Six states (Arkansas, Illinois, Indiana, Iowa, Nebraska and South Dakota) have a registration process that allows a master LLC to qualify and lays out a separate path to qualify only the series cells that will also be doing business in the state. This is usually accomplished by filing a Certificate of Designation or similar document for each individual series cell.
Additionally, these states expressly permit an individual series cell of a foreign series LLC to qualify to do business in the state independently; the master LLC does not have to register as a foreign LLC. In those cases, a series usually files an Application for Authority, often using a form that specifically denotes they are a foreign series.
A state that almost fits these criteria, but with one important distinction, is Virginia. Although series cells file a separate Application for Certificate of Registration as a foreign protected series, the master LLC must first qualify as an LLC and the series cannot qualify without its master LLC.

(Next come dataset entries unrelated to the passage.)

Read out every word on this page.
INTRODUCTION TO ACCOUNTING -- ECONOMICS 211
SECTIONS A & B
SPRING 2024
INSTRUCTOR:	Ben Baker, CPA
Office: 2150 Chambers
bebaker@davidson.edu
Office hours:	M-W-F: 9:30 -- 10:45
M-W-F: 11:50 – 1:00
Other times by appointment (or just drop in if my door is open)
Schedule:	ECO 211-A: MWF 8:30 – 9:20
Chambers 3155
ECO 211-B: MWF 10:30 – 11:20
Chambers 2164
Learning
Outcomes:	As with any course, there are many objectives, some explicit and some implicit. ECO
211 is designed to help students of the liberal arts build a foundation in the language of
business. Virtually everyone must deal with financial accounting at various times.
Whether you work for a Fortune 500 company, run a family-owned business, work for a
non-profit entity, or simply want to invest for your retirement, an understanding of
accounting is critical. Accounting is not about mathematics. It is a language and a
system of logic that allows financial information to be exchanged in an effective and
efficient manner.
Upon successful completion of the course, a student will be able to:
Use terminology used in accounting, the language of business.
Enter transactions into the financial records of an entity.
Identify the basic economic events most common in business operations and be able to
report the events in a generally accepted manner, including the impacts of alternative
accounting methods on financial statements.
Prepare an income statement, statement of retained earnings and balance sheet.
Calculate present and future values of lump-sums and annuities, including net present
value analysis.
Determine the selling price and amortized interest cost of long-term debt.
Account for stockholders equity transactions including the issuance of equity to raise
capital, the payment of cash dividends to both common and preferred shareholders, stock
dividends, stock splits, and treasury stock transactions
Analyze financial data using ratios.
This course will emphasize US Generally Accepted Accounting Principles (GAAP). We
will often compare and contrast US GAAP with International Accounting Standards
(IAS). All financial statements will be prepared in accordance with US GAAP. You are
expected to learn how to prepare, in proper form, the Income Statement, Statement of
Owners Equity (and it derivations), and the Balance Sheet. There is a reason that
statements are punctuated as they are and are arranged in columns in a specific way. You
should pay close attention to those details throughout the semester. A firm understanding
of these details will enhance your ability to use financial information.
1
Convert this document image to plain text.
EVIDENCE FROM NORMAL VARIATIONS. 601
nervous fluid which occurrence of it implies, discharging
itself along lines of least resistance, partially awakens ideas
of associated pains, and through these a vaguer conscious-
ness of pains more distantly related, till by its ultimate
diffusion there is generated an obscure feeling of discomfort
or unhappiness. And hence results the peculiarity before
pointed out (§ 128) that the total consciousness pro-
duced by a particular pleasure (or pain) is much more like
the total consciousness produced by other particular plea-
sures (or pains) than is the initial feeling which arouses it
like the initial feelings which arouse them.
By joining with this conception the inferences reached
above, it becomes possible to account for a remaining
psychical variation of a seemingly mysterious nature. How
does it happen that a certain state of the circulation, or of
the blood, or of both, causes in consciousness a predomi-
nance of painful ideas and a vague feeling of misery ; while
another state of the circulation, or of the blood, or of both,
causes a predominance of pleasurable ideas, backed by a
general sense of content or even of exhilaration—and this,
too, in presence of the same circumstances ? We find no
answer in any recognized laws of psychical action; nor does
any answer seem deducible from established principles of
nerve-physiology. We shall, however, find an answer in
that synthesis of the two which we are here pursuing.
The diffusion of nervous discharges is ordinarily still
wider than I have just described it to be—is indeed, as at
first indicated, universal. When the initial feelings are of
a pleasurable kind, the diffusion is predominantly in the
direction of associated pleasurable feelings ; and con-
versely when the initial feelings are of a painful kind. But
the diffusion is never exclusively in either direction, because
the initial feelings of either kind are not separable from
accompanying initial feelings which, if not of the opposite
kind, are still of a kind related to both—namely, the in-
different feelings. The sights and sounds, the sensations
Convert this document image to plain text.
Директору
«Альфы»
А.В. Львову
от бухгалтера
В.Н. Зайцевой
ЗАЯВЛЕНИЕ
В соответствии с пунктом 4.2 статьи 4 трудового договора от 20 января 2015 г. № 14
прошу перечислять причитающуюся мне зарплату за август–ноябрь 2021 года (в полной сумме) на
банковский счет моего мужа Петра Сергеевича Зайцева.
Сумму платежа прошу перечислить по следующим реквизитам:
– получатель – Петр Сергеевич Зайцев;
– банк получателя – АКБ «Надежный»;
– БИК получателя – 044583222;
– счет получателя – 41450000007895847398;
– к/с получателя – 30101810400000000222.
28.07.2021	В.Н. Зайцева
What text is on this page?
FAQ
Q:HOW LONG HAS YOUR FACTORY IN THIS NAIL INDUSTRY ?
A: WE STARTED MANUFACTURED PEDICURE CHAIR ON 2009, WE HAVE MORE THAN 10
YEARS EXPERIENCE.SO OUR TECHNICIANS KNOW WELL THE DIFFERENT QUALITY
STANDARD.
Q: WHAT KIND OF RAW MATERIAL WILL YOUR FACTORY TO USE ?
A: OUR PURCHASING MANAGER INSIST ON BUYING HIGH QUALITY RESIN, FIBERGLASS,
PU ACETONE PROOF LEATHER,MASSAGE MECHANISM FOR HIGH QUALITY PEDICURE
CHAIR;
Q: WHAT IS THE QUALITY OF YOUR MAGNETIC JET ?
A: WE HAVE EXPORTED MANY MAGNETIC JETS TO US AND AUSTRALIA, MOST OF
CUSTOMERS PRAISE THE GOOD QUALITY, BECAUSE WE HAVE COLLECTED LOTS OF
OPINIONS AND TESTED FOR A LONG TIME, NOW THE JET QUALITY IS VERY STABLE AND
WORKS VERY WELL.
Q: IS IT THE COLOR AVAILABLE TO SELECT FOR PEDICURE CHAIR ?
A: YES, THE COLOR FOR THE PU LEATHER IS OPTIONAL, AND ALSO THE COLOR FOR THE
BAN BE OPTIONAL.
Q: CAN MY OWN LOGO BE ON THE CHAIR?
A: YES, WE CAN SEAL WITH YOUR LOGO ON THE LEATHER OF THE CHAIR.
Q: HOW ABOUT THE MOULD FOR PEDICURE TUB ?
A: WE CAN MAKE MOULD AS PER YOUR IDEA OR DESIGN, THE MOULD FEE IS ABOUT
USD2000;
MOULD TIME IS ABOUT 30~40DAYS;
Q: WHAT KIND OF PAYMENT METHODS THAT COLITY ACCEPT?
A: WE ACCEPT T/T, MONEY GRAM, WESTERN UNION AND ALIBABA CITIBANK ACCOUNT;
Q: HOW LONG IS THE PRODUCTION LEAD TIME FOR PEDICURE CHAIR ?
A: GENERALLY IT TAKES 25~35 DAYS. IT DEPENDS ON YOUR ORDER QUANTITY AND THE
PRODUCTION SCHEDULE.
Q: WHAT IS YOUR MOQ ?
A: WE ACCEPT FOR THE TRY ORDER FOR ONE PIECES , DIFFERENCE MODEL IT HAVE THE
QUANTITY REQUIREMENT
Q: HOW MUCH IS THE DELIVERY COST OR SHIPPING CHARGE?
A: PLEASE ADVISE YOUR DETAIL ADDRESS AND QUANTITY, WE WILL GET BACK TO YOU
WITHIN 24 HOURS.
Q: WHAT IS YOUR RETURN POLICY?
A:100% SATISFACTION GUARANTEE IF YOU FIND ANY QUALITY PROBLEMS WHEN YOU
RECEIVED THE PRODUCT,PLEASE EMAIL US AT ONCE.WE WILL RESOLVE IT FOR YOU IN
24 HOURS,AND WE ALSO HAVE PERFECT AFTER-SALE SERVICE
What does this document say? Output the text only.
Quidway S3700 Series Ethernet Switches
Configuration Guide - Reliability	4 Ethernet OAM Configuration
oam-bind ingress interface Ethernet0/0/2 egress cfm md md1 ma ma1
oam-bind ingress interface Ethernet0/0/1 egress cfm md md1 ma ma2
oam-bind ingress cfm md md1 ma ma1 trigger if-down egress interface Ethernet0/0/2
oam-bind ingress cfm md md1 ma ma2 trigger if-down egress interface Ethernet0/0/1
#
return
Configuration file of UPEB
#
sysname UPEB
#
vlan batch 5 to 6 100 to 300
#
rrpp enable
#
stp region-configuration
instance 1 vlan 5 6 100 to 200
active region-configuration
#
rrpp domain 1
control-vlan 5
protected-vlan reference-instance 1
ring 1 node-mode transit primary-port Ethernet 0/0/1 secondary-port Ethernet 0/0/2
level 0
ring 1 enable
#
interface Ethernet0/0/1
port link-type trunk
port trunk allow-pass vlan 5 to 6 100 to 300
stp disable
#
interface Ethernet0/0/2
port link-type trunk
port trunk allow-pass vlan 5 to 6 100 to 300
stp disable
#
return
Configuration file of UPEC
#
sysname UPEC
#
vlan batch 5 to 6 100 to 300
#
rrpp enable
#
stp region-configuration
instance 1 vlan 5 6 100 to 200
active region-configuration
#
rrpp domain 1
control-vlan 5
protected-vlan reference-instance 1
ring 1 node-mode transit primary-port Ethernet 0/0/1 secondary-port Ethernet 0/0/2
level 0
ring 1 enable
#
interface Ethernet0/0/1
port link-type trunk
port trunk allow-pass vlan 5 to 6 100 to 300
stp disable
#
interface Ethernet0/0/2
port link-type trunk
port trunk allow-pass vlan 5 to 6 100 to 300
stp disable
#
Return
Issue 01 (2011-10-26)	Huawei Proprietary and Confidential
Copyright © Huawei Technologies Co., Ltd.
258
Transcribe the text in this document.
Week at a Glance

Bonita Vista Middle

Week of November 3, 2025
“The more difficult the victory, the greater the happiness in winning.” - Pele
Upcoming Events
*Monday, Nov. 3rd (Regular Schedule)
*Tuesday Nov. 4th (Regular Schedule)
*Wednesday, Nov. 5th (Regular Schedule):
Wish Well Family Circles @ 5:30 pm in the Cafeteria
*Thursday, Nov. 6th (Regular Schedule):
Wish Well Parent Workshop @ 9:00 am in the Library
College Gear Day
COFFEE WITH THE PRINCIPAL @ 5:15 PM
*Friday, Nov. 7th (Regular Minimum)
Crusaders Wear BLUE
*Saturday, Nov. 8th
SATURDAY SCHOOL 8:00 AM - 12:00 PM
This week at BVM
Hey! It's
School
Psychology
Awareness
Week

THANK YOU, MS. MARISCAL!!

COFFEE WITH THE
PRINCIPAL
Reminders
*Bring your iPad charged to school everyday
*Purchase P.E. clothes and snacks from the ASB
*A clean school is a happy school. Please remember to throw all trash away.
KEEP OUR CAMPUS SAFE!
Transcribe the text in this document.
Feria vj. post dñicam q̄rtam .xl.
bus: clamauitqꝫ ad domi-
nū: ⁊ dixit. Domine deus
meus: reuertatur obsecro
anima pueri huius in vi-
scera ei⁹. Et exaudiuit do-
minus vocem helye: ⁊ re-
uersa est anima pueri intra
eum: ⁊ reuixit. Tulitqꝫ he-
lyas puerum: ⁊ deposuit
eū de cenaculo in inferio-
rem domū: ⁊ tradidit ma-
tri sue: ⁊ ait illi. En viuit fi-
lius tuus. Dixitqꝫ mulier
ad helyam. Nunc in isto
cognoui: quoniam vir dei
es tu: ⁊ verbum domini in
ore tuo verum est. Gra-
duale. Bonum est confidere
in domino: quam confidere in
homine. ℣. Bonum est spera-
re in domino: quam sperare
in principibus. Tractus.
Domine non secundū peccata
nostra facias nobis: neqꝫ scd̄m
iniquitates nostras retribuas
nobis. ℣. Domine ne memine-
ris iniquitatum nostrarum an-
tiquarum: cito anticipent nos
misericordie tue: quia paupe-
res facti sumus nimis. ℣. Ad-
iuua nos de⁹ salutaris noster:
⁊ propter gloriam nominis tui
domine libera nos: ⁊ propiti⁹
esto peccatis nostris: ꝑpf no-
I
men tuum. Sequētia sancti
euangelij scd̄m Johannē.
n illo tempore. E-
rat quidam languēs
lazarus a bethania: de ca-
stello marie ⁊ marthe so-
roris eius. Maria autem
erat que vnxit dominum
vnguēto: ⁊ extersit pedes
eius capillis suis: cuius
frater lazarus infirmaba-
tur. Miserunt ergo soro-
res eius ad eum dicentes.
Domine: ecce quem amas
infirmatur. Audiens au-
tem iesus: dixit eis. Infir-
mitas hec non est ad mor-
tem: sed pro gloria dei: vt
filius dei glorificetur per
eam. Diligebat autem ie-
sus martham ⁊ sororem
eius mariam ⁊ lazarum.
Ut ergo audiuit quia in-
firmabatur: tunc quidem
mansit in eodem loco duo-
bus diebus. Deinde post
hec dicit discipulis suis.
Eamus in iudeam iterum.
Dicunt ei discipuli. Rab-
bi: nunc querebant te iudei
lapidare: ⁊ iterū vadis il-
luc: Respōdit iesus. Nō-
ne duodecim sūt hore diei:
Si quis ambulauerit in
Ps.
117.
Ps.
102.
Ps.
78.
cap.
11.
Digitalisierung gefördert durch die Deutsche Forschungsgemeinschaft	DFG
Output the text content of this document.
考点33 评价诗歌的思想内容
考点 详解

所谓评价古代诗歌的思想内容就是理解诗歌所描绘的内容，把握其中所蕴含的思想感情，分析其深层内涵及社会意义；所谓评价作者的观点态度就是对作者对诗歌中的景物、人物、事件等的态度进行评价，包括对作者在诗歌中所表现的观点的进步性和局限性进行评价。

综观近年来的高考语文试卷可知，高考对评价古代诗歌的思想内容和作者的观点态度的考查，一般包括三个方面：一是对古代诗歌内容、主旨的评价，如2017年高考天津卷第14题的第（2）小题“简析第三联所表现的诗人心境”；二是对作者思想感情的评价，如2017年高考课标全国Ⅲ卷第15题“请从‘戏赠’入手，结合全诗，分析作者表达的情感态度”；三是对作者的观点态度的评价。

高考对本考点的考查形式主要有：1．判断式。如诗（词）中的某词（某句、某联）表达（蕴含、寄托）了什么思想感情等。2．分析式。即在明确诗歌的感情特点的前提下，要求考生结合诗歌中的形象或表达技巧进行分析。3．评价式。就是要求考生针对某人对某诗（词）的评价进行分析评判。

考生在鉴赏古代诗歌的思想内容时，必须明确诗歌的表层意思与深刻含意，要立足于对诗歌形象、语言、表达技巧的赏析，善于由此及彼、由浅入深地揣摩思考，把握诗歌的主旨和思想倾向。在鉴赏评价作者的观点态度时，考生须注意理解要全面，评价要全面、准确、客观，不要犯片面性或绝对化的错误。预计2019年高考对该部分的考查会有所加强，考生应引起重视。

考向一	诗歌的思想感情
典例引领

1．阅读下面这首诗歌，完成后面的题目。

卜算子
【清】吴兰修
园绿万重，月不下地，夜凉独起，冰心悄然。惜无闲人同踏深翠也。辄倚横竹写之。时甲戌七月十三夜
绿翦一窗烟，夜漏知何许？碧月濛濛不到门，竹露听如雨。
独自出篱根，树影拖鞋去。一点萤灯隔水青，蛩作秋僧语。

As you can see, there is a lot of variation between the states when it comes to registering foreign series LLCs as a foreign company. When planning to use an LLC structure in the domestic state, it’s important to consider where else the company and the individual series cells may wish to operate. A series LLC may not be the best option if the master or its cells will be operating in states where the internal liability shield is in question or, as in Arizona, even eliminated by state laws.
That would not be a typical reason for creating a series LLC, although in some states an assumed name filing is done to register the names of the series cells. If the company only wishes to do business under another name and not to create separate series of assets and interests, they would file a certificate indicating their intention to do business under a different name in every state where they are doing so. The name of this certificate can vary, as does the filing process, the need to maintain the name and the jurisdiction where it is filed. Read our article, Doing Business Under a Different Name: Fictitious and Assumed Name Registration in the US, to learn more.
In order to maintain the good standing of your company in all 51 jurisdictions, you’ll be responsible for payment and filing of income and franchise tax reports and returns. Note that your accounting firm may not handle the filing of the annual and franchise tax reports due to the secretaries of states where you are registered. Your designated registered agent partner is likely to be able to assist with these annual reports and franchise tax payments. To learn more, read our article, How Do I Form and Register My Company Nationwide?
Different states can use different terms to refer to the individual series cells. In Delaware, the term “protected series” refers to series which have limited liability protection but are not registered with the Secretary of State. The term “registered series” are series cells which are registered with the Delaware Secretary of State and have limited liability protections. For more information on Delaware series LLCs, read our article, Delaware Series LLC: Understanding Registered Series LLCs.
This content is provided for informational purposes only and should not be considered, or relied upon, as legal advice.